Violence Exposure Decreases Parenting Competence Among Substance-Dependent Mothers through Trauma Symptoms and Lowered Social Support

Schedule:
Thursday, January 13, 2022
Congress, ML 4 (Marriott Marquis Washington, DC)
* noted as presenting author
Suzanne Brown, PhD, Associate Professor, Wayne State University, Detroit, MI
Stella Resko, PhD, Associate Professor, Wayne State University, Detroit, MI
Carolyn Dayton, PhD, Associate Professor, Wayne State University, Detroit, MI
Background and Purpose: High rates of violence exposure and PTSD among mothers with substance use disorders (SUDs) are associated with lower parenting competence and harsh and insensitive parenting practices (Suchman, et al, 2004). Although social support may buffer the impact of violence and PTSD on parenting competence, violence exposure and PTSD may impair mothers’ ability to create, perceive, and utilize social support. The pathways through which social support and violence exposure affect parenting competence in mothers with SUD require further examination. Guided by Belsky’s (1984) Process Model of Parenting, the purpose of this study was to test one pathway through which trauma-related symptoms and social support may sequentially mediate the influence of violence exposure on parenting competence among mothers with SUDs.

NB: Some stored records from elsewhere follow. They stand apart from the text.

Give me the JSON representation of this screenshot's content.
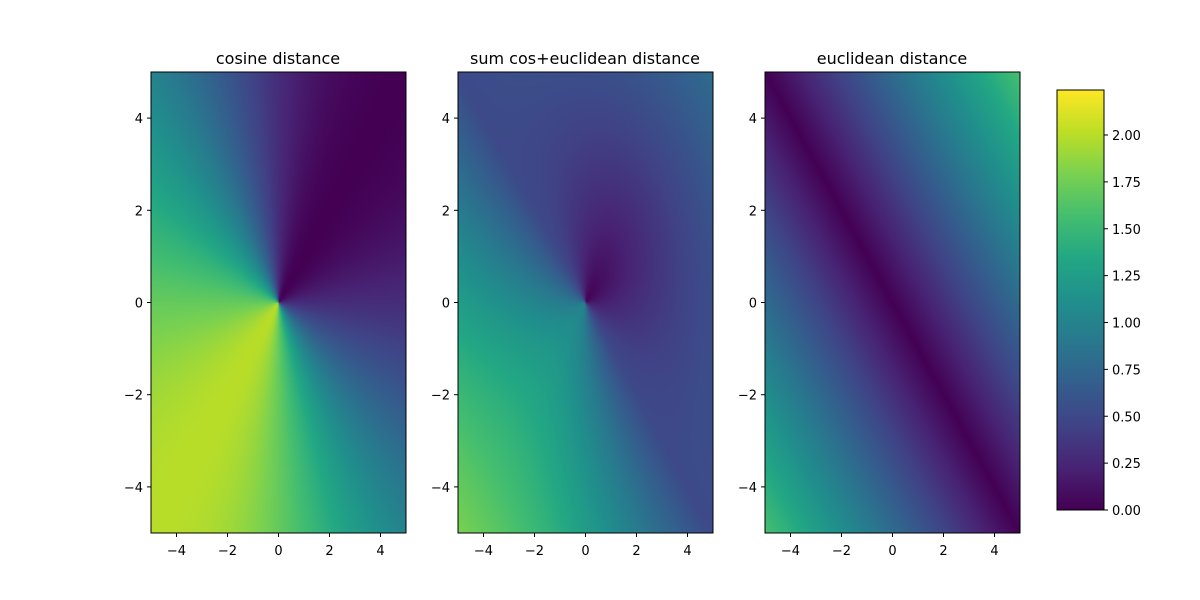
{
  "chart_data": [
    {
      "type": "heatmap",
      "title": "cosine distance",
      "xlabel": "",
      "ylabel": "",
      "xlim": [
        -5,
        5
      ],
      "ylim": [
        -5,
        5
      ],
      "xticks": [
        -4,
        -2,
        0,
        2,
        4
      ],
      "yticks": [
        -4,
        -2,
        0,
        2,
        4
      ],
      "xtick_labels": [
        "−4",
        "−2",
        "0",
        "2",
        "4"
      ],
      "ytick_labels": [
        "−4",
        "−2",
        "0",
        "2",
        "4"
      ],
      "function": "cosine",
      "colormap": "viridis",
      "vlim": [
        0,
        2.24
      ]
    },
    {
      "type": "heatmap",
      "title": "sum cos+euclidean distance",
      "xlabel": "",
      "ylabel": "",
      "xlim": [
        -5,
        5
      ],
      "ylim": [
        -5,
        5
      ],
      "xticks": [
        -4,
        -2,
        0,
        2,
        4
      ],
      "yticks": [
        -4,
        -2,
        0,
        2,
        4
      ],
      "xtick_labels": [
        "−4",
        "−2",
        "0",
        "2",
        "4"
      ],
      "ytick_labels": [
        "−4",
        "−2",
        "0",
        "2",
        "4"
      ],
      "function": "sum",
      "colormap": "viridis",
      "vlim": [
        0,
        2.24
      ]
    },
    {
      "type": "heatmap",
      "title": "euclidean distance",
      "xlabel": "",
      "ylabel": "",
      "xlim": [
        -5,
        5
      ],
      "ylim": [
        -5,
        5
      ],
      "xticks": [
        -4,
        -2,
        0,
        2,
        4
      ],
      "yticks": [
        -4,
        -2,
        0,
        2,
        4
      ],
      "xtick_labels": [
        "−4",
        "−2",
        "0",
        "2",
        "4"
      ],
      "ytick_labels": [
        "−4",
        "−2",
        "0",
        "2",
        "4"
      ],
      "function": "euclidean",
      "colormap": "viridis",
      "vlim": [
        0,
        2.24
      ]
    }
  ],
  "colorbar": {
    "colormap": "viridis",
    "range": [
      0,
      2.24
    ],
    "ticks": [
      0.0,
      0.25,
      0.5,
      0.75,
      1.0,
      1.25,
      1.5,
      1.75,
      2.0
    ],
    "tick_labels": [
      "0.00",
      "0.25",
      "0.50",
      "0.75",
      "1.00",
      "1.25",
      "1.50",
      "1.75",
      "2.00"
    ]
  }
}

Methods: Data were collected from 291 mothers at two time points as part of a longitudinal study on the social networks of women in treatment for substance dependence. Validated measures to assess variables of interest included the Exposure to Violence Scale, Parenting Sense of Competence Scale, Trauma Symptom Checklist, and the Interpersonal Support Evaluation List. Ordinary least squares regression with hierarchical entry was utilized to examine the specific variance in parenting competence individually accounted for by violence exposure, trauma symptoms, and social support. To examine the hypothesized sequential mediation of trauma symptoms and interpersonal support in the association between violence exposure and parenting competence, we used a bias corrected bootstrap procedure, using 1,000 bootstrap samples in Mplus Version 6.

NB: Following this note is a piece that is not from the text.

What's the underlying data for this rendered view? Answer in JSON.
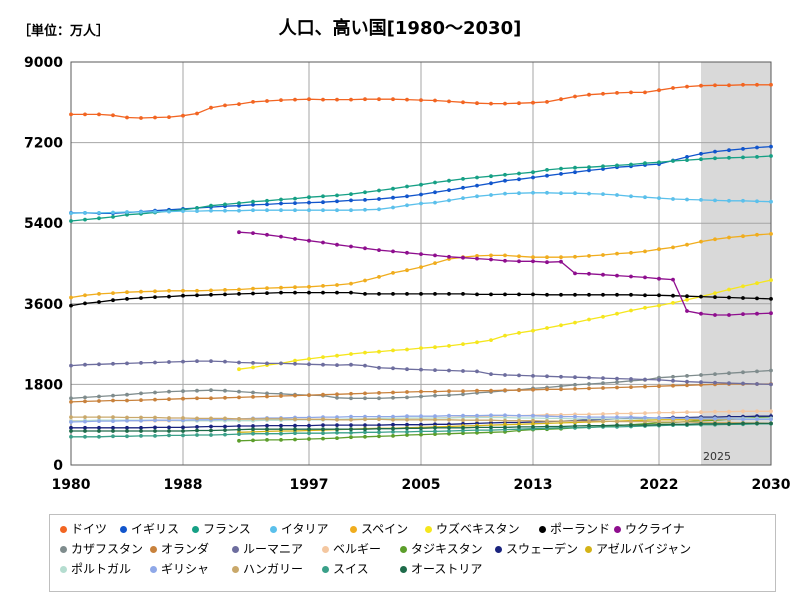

Results: Average age of the sample was 36 years (Range=18 to 58), and 63% identified as Black African American. Regression results revealed that exposure to violence (B = −0.202, p < .05) and trauma symptoms (B = −0.085, p < .05) were negatively associated with parenting competence, while greater interpersonal support was associated with higher parenting competence (B = 0.433, p < .001). The hypothesized sequential mediation model, with trauma symptoms and interpersonal support mediating the relationship between violence exposure and parenting competence, fit the data well, and the standardized coefficients for each link in this mediated pathway were statistically significant. Greater violence exposure was associated with greater trauma symptoms, B = 0.35, p < .001. Greater trauma symptoms were associated with lower interpersonal support (B = −0.28, p < .001), and lower interpersonal support was associated with lower parenting competence (B = −0.36, p < .001).

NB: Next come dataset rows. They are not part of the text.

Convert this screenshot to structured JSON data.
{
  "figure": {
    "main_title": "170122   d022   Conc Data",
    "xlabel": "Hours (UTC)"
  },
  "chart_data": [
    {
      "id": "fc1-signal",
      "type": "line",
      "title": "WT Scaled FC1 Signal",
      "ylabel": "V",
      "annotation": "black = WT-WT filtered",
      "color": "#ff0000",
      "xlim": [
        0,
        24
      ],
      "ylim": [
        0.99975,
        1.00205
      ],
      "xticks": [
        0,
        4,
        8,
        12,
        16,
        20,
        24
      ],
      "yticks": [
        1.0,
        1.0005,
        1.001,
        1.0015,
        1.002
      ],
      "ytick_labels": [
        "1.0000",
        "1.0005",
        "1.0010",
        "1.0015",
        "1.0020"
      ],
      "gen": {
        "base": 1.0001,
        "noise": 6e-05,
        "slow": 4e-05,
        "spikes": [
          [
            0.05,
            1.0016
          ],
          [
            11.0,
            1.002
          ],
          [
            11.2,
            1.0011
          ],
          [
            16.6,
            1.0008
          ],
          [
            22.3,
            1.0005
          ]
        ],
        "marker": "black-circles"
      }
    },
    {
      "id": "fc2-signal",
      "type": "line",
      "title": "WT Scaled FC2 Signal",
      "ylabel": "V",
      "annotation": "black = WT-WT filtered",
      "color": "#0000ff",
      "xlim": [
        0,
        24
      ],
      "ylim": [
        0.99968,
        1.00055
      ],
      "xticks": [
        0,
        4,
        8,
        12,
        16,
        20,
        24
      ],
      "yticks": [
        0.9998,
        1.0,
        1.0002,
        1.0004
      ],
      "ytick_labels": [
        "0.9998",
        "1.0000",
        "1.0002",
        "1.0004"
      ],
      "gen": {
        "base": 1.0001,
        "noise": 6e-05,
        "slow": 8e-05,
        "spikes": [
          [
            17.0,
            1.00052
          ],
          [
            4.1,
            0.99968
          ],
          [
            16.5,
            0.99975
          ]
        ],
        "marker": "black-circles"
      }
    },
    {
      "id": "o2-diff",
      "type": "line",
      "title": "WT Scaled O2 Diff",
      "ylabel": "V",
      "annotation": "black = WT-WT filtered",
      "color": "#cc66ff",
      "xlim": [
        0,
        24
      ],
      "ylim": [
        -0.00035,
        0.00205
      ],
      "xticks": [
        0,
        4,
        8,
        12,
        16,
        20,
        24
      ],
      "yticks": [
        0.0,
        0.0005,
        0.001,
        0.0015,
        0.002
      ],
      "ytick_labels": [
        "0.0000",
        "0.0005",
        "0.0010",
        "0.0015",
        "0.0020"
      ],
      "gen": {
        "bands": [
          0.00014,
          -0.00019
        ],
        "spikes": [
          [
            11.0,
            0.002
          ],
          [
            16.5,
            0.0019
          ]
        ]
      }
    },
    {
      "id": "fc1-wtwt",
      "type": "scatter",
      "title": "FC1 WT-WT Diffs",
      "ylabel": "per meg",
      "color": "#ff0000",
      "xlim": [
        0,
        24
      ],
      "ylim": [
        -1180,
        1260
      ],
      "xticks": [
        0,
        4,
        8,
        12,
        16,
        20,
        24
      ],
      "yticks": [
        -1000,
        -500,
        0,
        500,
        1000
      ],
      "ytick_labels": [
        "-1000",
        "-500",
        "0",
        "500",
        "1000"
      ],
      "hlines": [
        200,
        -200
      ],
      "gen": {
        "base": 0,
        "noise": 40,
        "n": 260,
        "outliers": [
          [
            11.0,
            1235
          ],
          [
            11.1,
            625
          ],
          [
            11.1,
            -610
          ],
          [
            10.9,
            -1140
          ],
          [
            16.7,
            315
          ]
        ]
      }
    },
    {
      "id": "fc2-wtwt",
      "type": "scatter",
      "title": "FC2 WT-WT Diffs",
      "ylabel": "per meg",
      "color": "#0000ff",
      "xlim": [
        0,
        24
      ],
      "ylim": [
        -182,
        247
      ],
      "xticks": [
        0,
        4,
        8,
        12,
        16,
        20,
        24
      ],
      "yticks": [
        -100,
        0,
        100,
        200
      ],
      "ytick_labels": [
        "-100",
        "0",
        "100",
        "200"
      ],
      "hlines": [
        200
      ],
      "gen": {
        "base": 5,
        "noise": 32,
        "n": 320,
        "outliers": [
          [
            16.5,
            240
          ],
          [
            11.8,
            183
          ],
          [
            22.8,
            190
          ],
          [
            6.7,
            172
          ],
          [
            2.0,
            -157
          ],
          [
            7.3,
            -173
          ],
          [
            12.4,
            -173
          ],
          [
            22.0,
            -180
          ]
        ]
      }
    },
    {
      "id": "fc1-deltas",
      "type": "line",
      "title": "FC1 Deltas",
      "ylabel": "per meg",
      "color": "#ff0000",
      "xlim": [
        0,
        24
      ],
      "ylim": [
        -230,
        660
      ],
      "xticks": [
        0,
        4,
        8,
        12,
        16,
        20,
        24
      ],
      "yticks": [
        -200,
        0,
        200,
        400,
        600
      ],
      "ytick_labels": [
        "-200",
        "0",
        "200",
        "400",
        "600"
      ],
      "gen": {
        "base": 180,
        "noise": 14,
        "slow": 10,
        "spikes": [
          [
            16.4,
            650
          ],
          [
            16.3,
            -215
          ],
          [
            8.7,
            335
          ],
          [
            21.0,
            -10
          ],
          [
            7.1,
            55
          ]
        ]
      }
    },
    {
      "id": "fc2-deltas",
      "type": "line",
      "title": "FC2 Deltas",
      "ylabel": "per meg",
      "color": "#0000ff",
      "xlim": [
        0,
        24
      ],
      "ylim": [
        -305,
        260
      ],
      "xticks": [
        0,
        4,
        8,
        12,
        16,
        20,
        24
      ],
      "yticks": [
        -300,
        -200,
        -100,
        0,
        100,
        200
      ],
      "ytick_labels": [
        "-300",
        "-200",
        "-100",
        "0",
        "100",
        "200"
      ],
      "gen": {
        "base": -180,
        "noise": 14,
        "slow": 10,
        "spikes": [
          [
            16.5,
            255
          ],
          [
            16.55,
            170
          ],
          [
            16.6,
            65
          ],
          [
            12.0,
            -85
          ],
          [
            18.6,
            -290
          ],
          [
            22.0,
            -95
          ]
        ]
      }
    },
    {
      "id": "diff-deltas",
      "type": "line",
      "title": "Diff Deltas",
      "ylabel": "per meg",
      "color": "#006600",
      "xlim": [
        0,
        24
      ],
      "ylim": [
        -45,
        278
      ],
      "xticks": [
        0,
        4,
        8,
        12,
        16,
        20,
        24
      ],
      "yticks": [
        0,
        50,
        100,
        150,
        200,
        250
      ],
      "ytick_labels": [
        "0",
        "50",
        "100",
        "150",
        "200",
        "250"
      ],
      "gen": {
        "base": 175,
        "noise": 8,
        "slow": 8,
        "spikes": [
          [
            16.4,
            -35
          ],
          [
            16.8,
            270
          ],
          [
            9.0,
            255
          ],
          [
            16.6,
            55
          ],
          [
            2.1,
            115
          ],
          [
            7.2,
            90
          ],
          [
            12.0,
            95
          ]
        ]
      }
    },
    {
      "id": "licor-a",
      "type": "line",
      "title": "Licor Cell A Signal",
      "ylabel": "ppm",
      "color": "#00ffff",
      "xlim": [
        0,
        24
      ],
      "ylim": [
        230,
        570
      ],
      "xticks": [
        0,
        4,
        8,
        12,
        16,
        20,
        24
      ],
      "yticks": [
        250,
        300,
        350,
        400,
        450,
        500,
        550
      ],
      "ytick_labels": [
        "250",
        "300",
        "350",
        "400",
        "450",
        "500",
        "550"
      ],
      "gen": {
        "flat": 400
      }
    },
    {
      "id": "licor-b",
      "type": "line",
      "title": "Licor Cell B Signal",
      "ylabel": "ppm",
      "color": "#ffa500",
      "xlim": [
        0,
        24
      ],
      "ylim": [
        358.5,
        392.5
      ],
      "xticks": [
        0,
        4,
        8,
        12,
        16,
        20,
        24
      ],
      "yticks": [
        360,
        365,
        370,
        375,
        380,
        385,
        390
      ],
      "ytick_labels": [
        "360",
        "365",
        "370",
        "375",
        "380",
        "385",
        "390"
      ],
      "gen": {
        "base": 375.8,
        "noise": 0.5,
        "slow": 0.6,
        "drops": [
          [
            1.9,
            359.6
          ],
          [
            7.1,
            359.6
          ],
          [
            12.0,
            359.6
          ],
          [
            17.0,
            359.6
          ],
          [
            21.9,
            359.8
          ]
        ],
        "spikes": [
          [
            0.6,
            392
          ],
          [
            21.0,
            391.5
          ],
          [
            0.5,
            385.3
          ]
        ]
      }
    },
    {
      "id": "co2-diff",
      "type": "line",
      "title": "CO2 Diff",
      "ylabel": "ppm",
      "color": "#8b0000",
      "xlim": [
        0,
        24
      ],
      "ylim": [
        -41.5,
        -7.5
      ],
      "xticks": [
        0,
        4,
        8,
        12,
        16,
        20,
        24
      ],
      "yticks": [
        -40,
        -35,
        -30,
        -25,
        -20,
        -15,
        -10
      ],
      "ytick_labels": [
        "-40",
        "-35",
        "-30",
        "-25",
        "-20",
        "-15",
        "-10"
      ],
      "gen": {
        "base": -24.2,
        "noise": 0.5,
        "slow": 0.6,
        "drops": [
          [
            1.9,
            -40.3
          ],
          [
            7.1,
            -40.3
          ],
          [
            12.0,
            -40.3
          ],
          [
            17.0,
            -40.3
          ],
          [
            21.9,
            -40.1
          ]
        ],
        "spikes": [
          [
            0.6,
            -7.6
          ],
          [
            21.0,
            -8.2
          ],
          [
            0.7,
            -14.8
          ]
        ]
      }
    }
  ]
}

Conclusions and Implications: Although previous literature supports the negative association between violence exposure and general self-efficacy, this study identified links between violence exposure and efficacy specific to the parenting role. Beyond the impact of addictive disorders on parenting, the impact of violence exposure, trauma symptoms and diminished social support on parenting competence may further compromise effective parenting practices in this population. Interventions that reduce the impact of trauma symptoms on social support are important to building parenting competence in mothers with addictions. Interventions to enhance interpersonal support in this population should be specifically targeted to reduce trauma-related barriers to creating, perceiving, and utilizing support to enhance successful parenting.